Ian Rankin – Imagine BBC1
Last night I watched Ian Rankin talk about his writing process on BBC 1’s Imagine with Alan Yentob.
Ian Rankin isn’t an author I’ve spent a lot of time reading. He writes the type of crime that is a bit tougher and grittier than I am used to – I’m a bit more traditional in my tastes and easily disturbed by too much reality and terror. It wasn’t an obvious documentary for me to watch, then, but I am thrilled I did.
Ian talks honestly about his writing method and we see his journey from the beginning of the year where he starts out writing his new book, a revisit to Rebus, to the submission of his final draft to the publishers.
As a musician I find it immensely frustrating when people tell me that I’m ‘lucky’ to play the piano. There is no luck in it, only hard graft over many years. All other art forms, sports and academic disciplines are the same. Ian Rankin is indeed lucky to be a successful and well off author, but his luck is created by many years of sitting at his computer and working, accepting criticism from editors and publishers, redrafting and trying again. To reduce that process to mere ‘luck’ is doing Ian Rankin and every other author a disservice.
I think that with art, music, literature, dance and sport so readily accessible to the consumer and with something new on the scene every week of the year, it must seem as though the practitioners of these disciplines just churn things out in a few days. It is so valuable for us to really witness and understand the effort that goes into creating a novel or a symphony or a pop record.

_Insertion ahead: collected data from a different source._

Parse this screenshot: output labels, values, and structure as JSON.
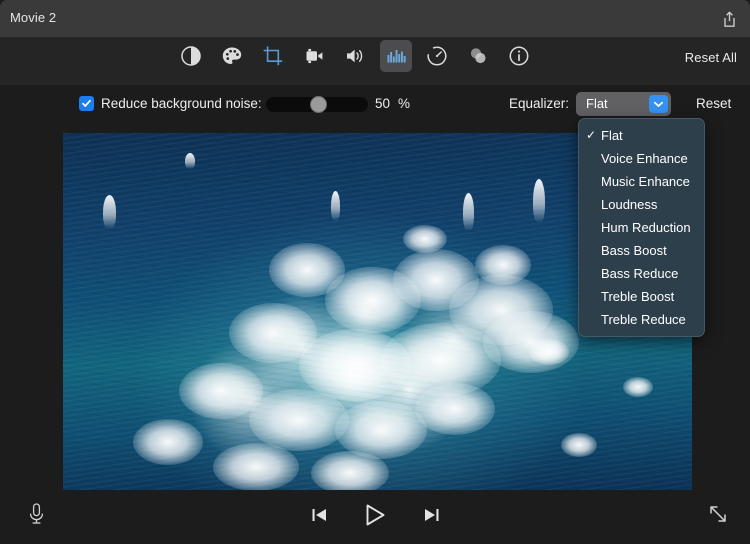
{
  "window": {
    "title": "Movie 2",
    "share_icon": "share-icon"
  },
  "toolbar": {
    "reset_all_label": "Reset All",
    "tools": [
      {
        "name": "adjust-exposure-icon",
        "label": "Adjust",
        "selected": false
      },
      {
        "name": "color-balance-icon",
        "label": "Color Balance",
        "selected": false
      },
      {
        "name": "crop-icon",
        "label": "Crop",
        "selected": false
      },
      {
        "name": "video-camera-icon",
        "label": "Video",
        "selected": false
      },
      {
        "name": "volume-icon",
        "label": "Volume",
        "selected": false
      },
      {
        "name": "equalizer-icon",
        "label": "Audio Equalizer",
        "selected": true
      },
      {
        "name": "speed-icon",
        "label": "Speed",
        "selected": false
      },
      {
        "name": "filters-icon",
        "label": "Filters",
        "selected": false
      },
      {
        "name": "info-icon",
        "label": "Info",
        "selected": false
      }
    ]
  },
  "controls": {
    "noise_checkbox_label": "Reduce background noise:",
    "noise_checkbox_checked": true,
    "noise_value": "50",
    "noise_percent_sign": "%",
    "noise_slider_percent": 50,
    "equalizer_label": "Equalizer:",
    "equalizer_value": "Flat",
    "chevron_icon": "chevron-down-icon",
    "reset_label": "Reset"
  },
  "equalizer_menu": {
    "open": true,
    "selected": "Flat",
    "check_glyph": "✓",
    "items": [
      "Flat",
      "Voice Enhance",
      "Music Enhance",
      "Loudness",
      "Hum Reduction",
      "Bass Boost",
      "Bass Reduce",
      "Treble Boost",
      "Treble Reduce"
    ]
  },
  "video": {
    "description": "Aerial ocean footage with white foam and splashes"
  },
  "playback": {
    "mic_icon": "microphone-icon",
    "skip_back_icon": "skip-to-start-icon",
    "play_icon": "play-icon",
    "skip_forward_icon": "skip-to-end-icon",
    "fullscreen_icon": "resize-diagonal-icon"
  },
  "colors": {
    "accent_blue": "#1a7ef1",
    "chevron_blue": "#3592f5",
    "titlebar": "#3a3a3a",
    "toolbar": "#252525",
    "background": "#1c1c1c",
    "menu_background": "#2e3f4c"
  }
}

Only then do we start to truly value the people who create it and consider their time worth spending money on as a society.
With arts education being squeezed in schools – the arts are not going to be represented in the English Baccalaureate when it is introduced – it is more important than ever that creators show just how hard they really work and open up their process to others. Hopefully by doing so we can bring an end to the sort of ‘talent show’ where people with often many years work behind their skill are chewed up and spat out by judges and the general public because for some reason they’re unacceptable.
Imagine is available on BBC iPlayer for the next few weeks and is well worth catching, even just for the reassuring images of Ian Rankin tearing at his hair and looking as though he hasn’t slept for a week!